Lots of repositories use Handles to name things and the handle infrastructure for naming things and storing metadata about them is pretty impressive; but others, like USQ have yet to buy-in and some people think that URIs are perfectly good names. Me, I'm still confused.
Anyway, a practical problem: how do you refer to an item in the USQ ePrints repository?
How about a plain-text citation? This identifies something; it's a perfectly good name.
"Sefton, Peter (2006) The integrated content environment. In: AusWeb06: The 12th Australasian World Wide Web Conference, 1-5 July 2006, Noosa, Australia."
My theory was that I could use Google as a resolver to find versions of the paper by doing a phrase search but that doesn't work. The full citation with the quotes yields nothing. Without the quotes Google takes me to the ePrints page. But Yahoo finds it using a phrase search. So does MSN.
USQ ePrints has a version of the paper in PDF format but the actual paper is available from the conference web site in HTML format. As I write this there's no link from ePrints to the version at the conference; I'll see if I can get that added.
You can find the version of the paper at the conference web site by searching for AusWeb06, then clicking through thedays of the program (I was on Tuesday).

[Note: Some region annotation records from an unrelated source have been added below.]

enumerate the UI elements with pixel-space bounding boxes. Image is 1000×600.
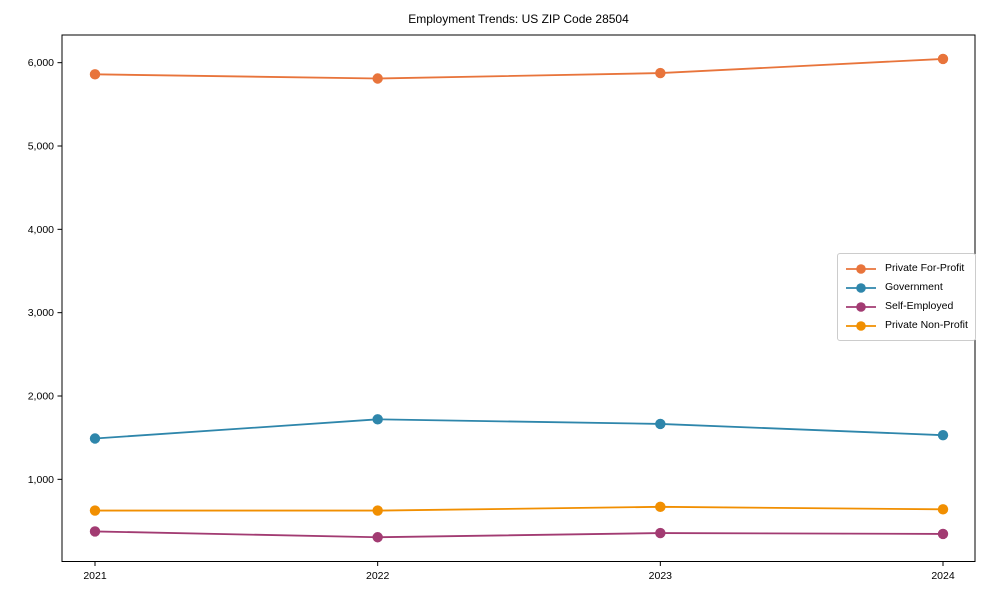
- legend-line-marker-icon: [846, 320, 876, 331]
- series-line: [94, 530, 944, 539]
- data-point-marker: [89, 526, 101, 537]
- series-self-employed: [89, 526, 949, 543]
- data-point-marker: [372, 73, 383, 84]
- x-tick-label: 2023: [649, 570, 673, 582]
- data-point-marker: [372, 532, 383, 543]
- legend-label: Private Non-Profit: [885, 319, 968, 332]
- data-point-marker: [937, 528, 949, 540]
- data-point-marker: [655, 67, 666, 79]
- legend-item-government: Government: [845, 282, 968, 294]
- series-line: [95, 505, 944, 512]
- data-point-marker: [655, 418, 666, 430]
- legend-item-self-employed: Self-Employed: [845, 301, 968, 313]
- data-point-marker: [937, 429, 949, 441]
- legend-line-marker-icon: [846, 263, 876, 274]
- series-government: [89, 414, 949, 444]
- data-point-marker: [89, 69, 101, 80]
- y-tick-label: 6,000: [28, 57, 54, 69]
- data-point-marker: [655, 501, 666, 513]
- legend-item-private-for-profit: Private For-Profit: [845, 263, 968, 275]
- series-private-non-profit: [89, 501, 949, 516]
- y-axis: 1,000 2,000 3,000 4,000 5,000 6,000: [28, 57, 62, 486]
- legend-item-private-non-profit: Private Non-Profit: [845, 320, 968, 332]
- chart-title: Employment Trends: US ZIP Code 28504: [408, 12, 629, 26]
- y-tick-label: 4,000: [28, 224, 54, 236]
- data-point-marker: [937, 504, 949, 515]
- series-line: [94, 418, 944, 440]
- legend-label: Self-Employed: [885, 300, 954, 313]
- data-point-marker: [372, 505, 383, 516]
- data-point-marker: [89, 505, 101, 516]
- series-group: [89, 53, 949, 543]
- legend-label: Government: [885, 281, 943, 294]
- x-tick-label: 2022: [366, 570, 390, 582]
- y-tick-label: 2,000: [28, 391, 54, 403]
- data-point-marker: [655, 527, 666, 539]
- data-point-marker: [937, 53, 949, 65]
- legend-line-marker-icon: [846, 301, 876, 312]
- legend-line-marker-icon: [846, 282, 876, 293]
- x-axis: 2021 2022 2023 2024: [83, 561, 955, 582]
- x-tick-label: 2021: [83, 570, 107, 582]
- series-private-for-profit: [89, 53, 949, 84]
- chart-legend: Private For-Profit Government Self-Employe…: [837, 253, 976, 341]
- series-line: [94, 58, 944, 80]
- x-tick-label: 2024: [931, 570, 955, 582]
- legend-label: Private For-Profit: [885, 262, 965, 275]
- y-tick-label: 5,000: [28, 141, 54, 153]
- y-tick-label: 1,000: [28, 474, 54, 486]
- data-point-marker: [89, 433, 101, 444]
- y-tick-label: 3,000: [28, 307, 54, 319]
- data-point-marker: [372, 414, 383, 425]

There is a also a paper version of the proceedings – so of course you can find that via the National Library of Australia. (I searched to ausweb06). That finds the proceedings of the conference: AusWeb06 : Making a Difference with Web Technologies / Treloar, Andrew(ed), Ellis, Allan(ed). Maybe we could update the ePrints repository to use this as part of the citation but if we do that then the links in this post will eventually break – the citation I used in this post will no longer be there.

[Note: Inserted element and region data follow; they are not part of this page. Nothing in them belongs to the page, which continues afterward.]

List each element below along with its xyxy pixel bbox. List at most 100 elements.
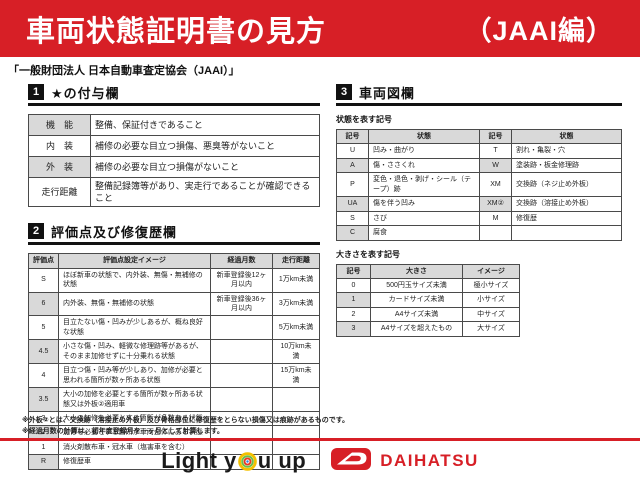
table-cell: 15万km未満 [272, 363, 320, 389]
table-cell [511, 225, 622, 241]
table-cell [210, 363, 273, 389]
footnote-line: ※外板②とは、交換跡（溶接止め外板）及び骨格部位に修復歴をとらない損傷又は痕跡が… [22, 417, 350, 424]
table-cell: 5万km未満 [272, 315, 320, 341]
section3-title: 車両図欄 [359, 86, 416, 101]
column-header: 走行距離 [272, 253, 320, 269]
table-row: S ほぼ新車の状態で、内外装、無傷・無補修の状態 新車登録後12ヶ月以内 1万km未満 [28, 267, 320, 293]
table-cell: 目立つ傷・凹み等が少しあり、加修が必要と思われる箇所が数ヶ所ある状態 [58, 363, 211, 389]
table-cell: 大サイズ [462, 321, 520, 337]
table-cell: 1万km未満 [272, 267, 320, 293]
column-header: 評価点設定イメージ [58, 253, 211, 269]
footnote-line: ※経過月数の計算は、初年度登録月を一ヶ月として計算します。 [22, 428, 224, 436]
table-cell: 修復歴車 [58, 454, 211, 470]
footnotes: ※外板②とは、交換跡（溶接止め外板）及び骨格部位に修復歴をとらない損傷又は痕跡が… [22, 415, 349, 437]
table-cell: 4.5 [28, 339, 59, 365]
table-cell: 小サイズ [462, 292, 520, 308]
table-cell: A [336, 157, 369, 174]
table-cell: 10万km未満 [272, 339, 320, 365]
column-header: 状態 [511, 128, 622, 145]
table-cell: 5 [28, 315, 59, 341]
organization-subtitle: 「一般財団法人 日本自動車査定協会（JAAI）」 [8, 65, 240, 77]
right-column: 3 車両図欄 状態を表す記号 記号 状態 記号 状態 U 凹み・曲がり T 割れ・亀裂・穴 A… [336, 84, 622, 337]
column-header: 経過月数 [210, 253, 273, 269]
light-you-up-slogan: Light y u up [161, 448, 306, 474]
state-table-caption: 状態を表す記号 [336, 115, 392, 124]
table-cell: 整備、保証付きであること [90, 114, 320, 136]
table-cell: 内 装 [28, 135, 91, 157]
table-cell: 3 [336, 321, 371, 337]
table-cell: カードサイズ未満 [370, 292, 463, 308]
table-cell: W [479, 157, 512, 174]
page-title: 車両状態証明書の見方 [26, 15, 327, 48]
table-cell: 3.5 [28, 387, 59, 412]
table-cell: 極小サイズ [462, 277, 520, 294]
table-cell: A4サイズを超えたもの [370, 321, 463, 337]
table-cell: 6 [28, 291, 59, 317]
column-header: 記号 [336, 128, 369, 145]
footer-divider [0, 438, 640, 441]
table-row: 内 装補修の必要な目立つ損傷、悪臭等がないこと [28, 135, 320, 157]
table-cell [210, 315, 273, 341]
table-row: C 腐食 [336, 225, 622, 241]
table-cell: 傷・ささくれ [368, 157, 480, 174]
table-row: UA 傷を伴う凹み XM② 交換跡（溶接止め外板） [336, 196, 622, 212]
table-cell: 0 [336, 277, 371, 294]
table-cell: 機 能 [28, 114, 91, 136]
state-symbol-table: 記号 状態 記号 状態 U 凹み・曲がり T 割れ・亀裂・穴 A 傷・ささくれ W 塗装跡・板金修理… [336, 128, 622, 241]
table-cell: A4サイズ未満 [370, 306, 463, 323]
table-row: 4.5 小さな傷・凹み、軽微な修理跡等があるが、そのまま加修せずに十分乗れる状態 1… [28, 339, 320, 365]
table-row: 5 目立たない傷・凹みが少しあるが、概ね良好な状態 5万km未満 [28, 315, 320, 341]
table-cell: 交換跡（溶接止め外板） [511, 196, 622, 212]
column-header: 記号 [479, 128, 512, 145]
table-row: A 傷・ささくれ W 塗装跡・板金修理跡 [336, 157, 622, 174]
star-grant-table: 機 能整備、保証付きであること内 装補修の必要な目立つ損傷、悪臭等がないこと外 … [28, 114, 320, 208]
table-cell [479, 225, 512, 241]
table-row: 4 目立つ傷・凹み等が少しあり、加修が必要と思われる箇所が数ヶ所ある状態 15万km… [28, 363, 320, 389]
page-title-edition: （JAAI編） [464, 16, 614, 46]
table-row: 3 A4サイズを超えたもの 大サイズ [336, 321, 520, 337]
table-cell: 内外装、無傷・無補修の状態 [58, 291, 211, 317]
table-cell: XM [479, 172, 512, 198]
size-table-wrap: 記号 大きさ イメージ 0 500円玉サイズ未満 極小サイズ 1 カードサイズ未満 小サイズ 2… [336, 263, 520, 337]
table-row: P 変色・退色・剥げ・シール（テープ）跡 XM 交換跡（ネジ止め外板） [336, 172, 622, 198]
table-cell: U [336, 143, 369, 159]
table-header-row: 記号 状態 記号 状態 [336, 128, 622, 145]
table-cell: 修復歴 [511, 210, 622, 227]
evaluation-table: 評価点 評価点設定イメージ 経過月数 走行距離 S ほぼ新車の状態で、内外装、無傷・無補… [28, 253, 320, 470]
table-cell [210, 339, 273, 365]
table-cell: UA [336, 196, 369, 212]
table-cell: 走行距離 [28, 176, 91, 208]
table-cell: S [336, 210, 369, 227]
table-cell [272, 454, 320, 470]
table-cell: 500円玉サイズ未満 [370, 277, 463, 294]
table-row: 2 A4サイズ未満 中サイズ [336, 306, 520, 323]
table-cell [272, 387, 320, 412]
table-row: 外 装補修の必要な目立つ損傷がないこと [28, 156, 320, 178]
table-row: 走行距離 整備記録簿等があり、実走行であることが確認できること [28, 176, 320, 208]
daihatsu-emblem-icon [330, 447, 372, 476]
section2-number-badge: 2 [28, 223, 44, 240]
table-row: 1 カードサイズ未満 小サイズ [336, 292, 520, 308]
table-cell: 新車登録後36ヶ月以内 [210, 291, 273, 317]
title-banner: 車両状態証明書の見方 （JAAI編） [0, 0, 640, 57]
table-cell: 補修の必要な目立つ損傷がないこと [90, 156, 320, 178]
table-cell: M [479, 210, 512, 227]
table-row: 3.5 大小の加修を必要とする箇所が数ヶ所ある状態又は外板②適用車 [28, 387, 320, 412]
table-cell: 外 装 [28, 156, 91, 178]
table-cell: 大小の加修を必要とする箇所が数ヶ所ある状態又は外板②適用車 [58, 387, 211, 412]
table-cell [210, 387, 273, 412]
size-symbol-table: 記号 大きさ イメージ 0 500円玉サイズ未満 極小サイズ 1 カードサイズ未満 小サイズ 2… [336, 263, 520, 337]
table-cell: 整備記録簿等があり、実走行であることが確認できること [90, 176, 320, 208]
section2-title: 評価点及び修復歴欄 [51, 225, 178, 241]
table-cell: 塗装跡・板金修理跡 [511, 157, 622, 174]
table-header-row: 評価点 評価点設定イメージ 経過月数 走行距離 [28, 253, 320, 269]
table-cell: 凹み・曲がり [368, 143, 480, 159]
table-cell: T [479, 143, 512, 159]
table-cell: さび [368, 210, 480, 227]
table-cell: 4 [28, 363, 59, 389]
column-header: 記号 [336, 263, 371, 279]
table-cell: 腐食 [368, 225, 480, 241]
table-row: S さび M 修復歴 [336, 210, 622, 227]
left-column: 1 ★の付与欄 機 能整備、保証付きであること内 装補修の必要な目立つ損傷、悪臭… [28, 84, 320, 470]
section1-header: 1 ★の付与欄 [28, 84, 320, 106]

At this stage its looking like the plain text citation is not a particularly good persistent name if you want automated resolution, but on the other hand a human being can use it find the paper, and it should work in a post-Internet world.
My understanding of handles is that you should be able to link all the different versions of the paper by storing URLs as metadata against a single name, the handle resolver service could be used to point to any one of those versions, or you could make a service that threw up a page where people could choose.
The handle could, in theory be like this (where n would be a number):
1959.n/"Sefton, Peter (2006) The integrated content environment. In: AusWeb06: The 12th Australasian World Wide Web Conference, 1-5 July 2006, Noosa, Australia."
Except that I have heard some people say that this kind of local name (that's the bit after the /) is a bad idea and names should be meaningless. I don't understand that bit yet – maybe it's because of the issue I noted above with the wording of the citation.
We're working through lots of practical issues to do with naming, citing and locating things on the RUBRIC and ICE-RSprojects – more soon.